Monday 16 March 2015

Pratchett Readathon: Eric

Faust Eric

There are Discworld books I read over and over, and there are Discworld books I'd never read, although I am trying to remedy that this year, and have only about half a dozen left to go. I don't want to rush through the last few, though, especially knowing that there won't be any more. I have read Eric before, but not for twelve years. I read it when I was studying Marlowe's Doctor Faustus for A-Level English, and so could appreciate Eric as a parody of the legend. In Pratchett's version, the would-be magician is in fact an incompetent brat of a teenage boy with a one-track mind, and instead of conjuring a powerful demon, Eric produces... Rincewind, the hapless "wizzard."

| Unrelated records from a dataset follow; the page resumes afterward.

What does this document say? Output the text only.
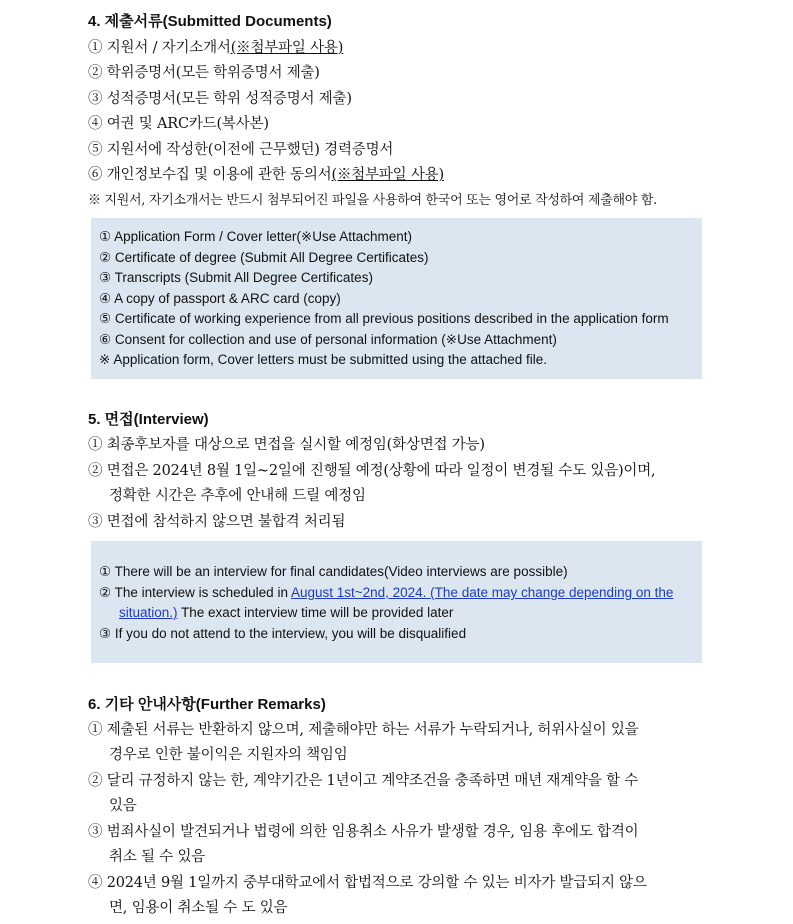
4. 제출서류(Submitted Documents)
① 지원서 / 자기소개서(※첨부파일 사용)
② 학위증명서(모든 학위증명서 제출)
③ 성적증명서(모든 학위 성적증명서 제출)
④ 여권 및 ARC카드(복사본)
⑤ 지원서에 작성한(이전에 근무했던) 경력증명서
⑥ 개인정보수집 및 이용에 관한 동의서(※첨부파일 사용)
※ 지원서, 자기소개서는 반드시 첨부되어진 파일을 사용하여 한국어 또는 영어로 작성하여 제출해야 함.
① Application Form / Cover letter(※Use Attachment)
② Certificate of degree (Submit All Degree Certificates)
③ Transcripts (Submit All Degree Certificates)
④ A copy of passport & ARC card (copy)
⑤ Certificate of working experience from all previous positions described in the application form
⑥ Consent for collection and use of personal information (※Use Attachment)
※ Application form, Cover letters must be submitted using the attached file.
5. 면접(Interview)
① 최종후보자를 대상으로 면접을 실시할 예정임(화상면접 가능)
② 면접은 2024년 8월 1일~2일에 진행될 예정(상황에 따라 일정이 변경될 수도 있음)이며,
정확한 시간은 추후에 안내해 드릴 예정임
③ 면접에 참석하지 않으면 불합격 처리됨
① There will be an interview for final candidates(Video interviews are possible)
② The interview is scheduled in August 1st~2nd, 2024. (The date may change depending on the
situation.) The exact interview time will be provided later
③ If you do not attend to the interview, you will be disqualified
6. 기타 안내사항(Further Remarks)
① 제출된 서류는 반환하지 않으며, 제출해야만 하는 서류가 누락되거나, 허위사실이 있을
경우로 인한 불이익은 지원자의 책임임
② 달리 규정하지 않는 한, 계약기간은 1년이고 계약조건을 충족하면 매년 재계약을 할 수
있음
③ 범죄사실이 발견되거나 법령에 의한 임용취소 사유가 발생할 경우, 임용 후에도 합격이
취소 될 수 있음
④ 2024년 9월 1일까지 중부대학교에서 합법적으로 강의할 수 있는 비자가 발급되지 않으
면, 임용이 취소될 수 도 있음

Though published after Guards! Guards! (the point at which the Discworld series suddenly "gets good,") Eric feels much more like the earlier books in the series, when the series was simply a parody and subversion of classic fantasy and mythology. It is full of giggle-out-loud wordplay and observations, but has not yet achieved the sharp satire that I've come to associate with Discworld. As well as the Faust legend, Pratchett takes Rincewind and Eric to the Disc's equivalent of Troy, and, of course, subverts everything you think you know, from the famed "most beautiful woman in the world" to the wooden horse (oldest trick in the book, but both parties have read the book and therefore events take a different turn.) There is a fair bit of hopping about within the space-time continuum which is not very easily explained. Again, it fits in better with the early Discworld before it became fully-formed and rounded.

The Rincewind stories tend to be more loosely-plotted than, say, the Watch books, or the Witches, due, I think, to the nature of the character. Rincewind is a coward, and his tale is one of running away from one misadventure and falling headlong into another. Eric is an amusing and entertaining read, and as one of the shortest books in the series (155 pages), it is easy to read in a single evening. However, it never made it onto my regular-reread list, and with so many other excellent books to choose from, that's not likely to change.


  1. I just finished Eric for the first time and I agree with you about the Rincewind books being more loosely plotted. I think that's why I'd not read it before (it was the last Discworld I haven't read aside from Raising Steam). Not that I don't enjoy the Rincewind books,just not as much as the others.

    We'll have to agree to disagree on where the series gets good though as I'm a big fan of both Equal Rites and Mort.

    1. Oh, I like Equal Rites and Mort, but I REALLY like Guards! Guards! "Suddenly" was not the right word to use there, and I'm not sure why I put it in. I was half-watching Columbo while writing this and was evidently distracted by "one last thing." Actually, Mort is the first one I read, back when I was a nipper of 13 or 14. Also Wyrd Sisters is excellent.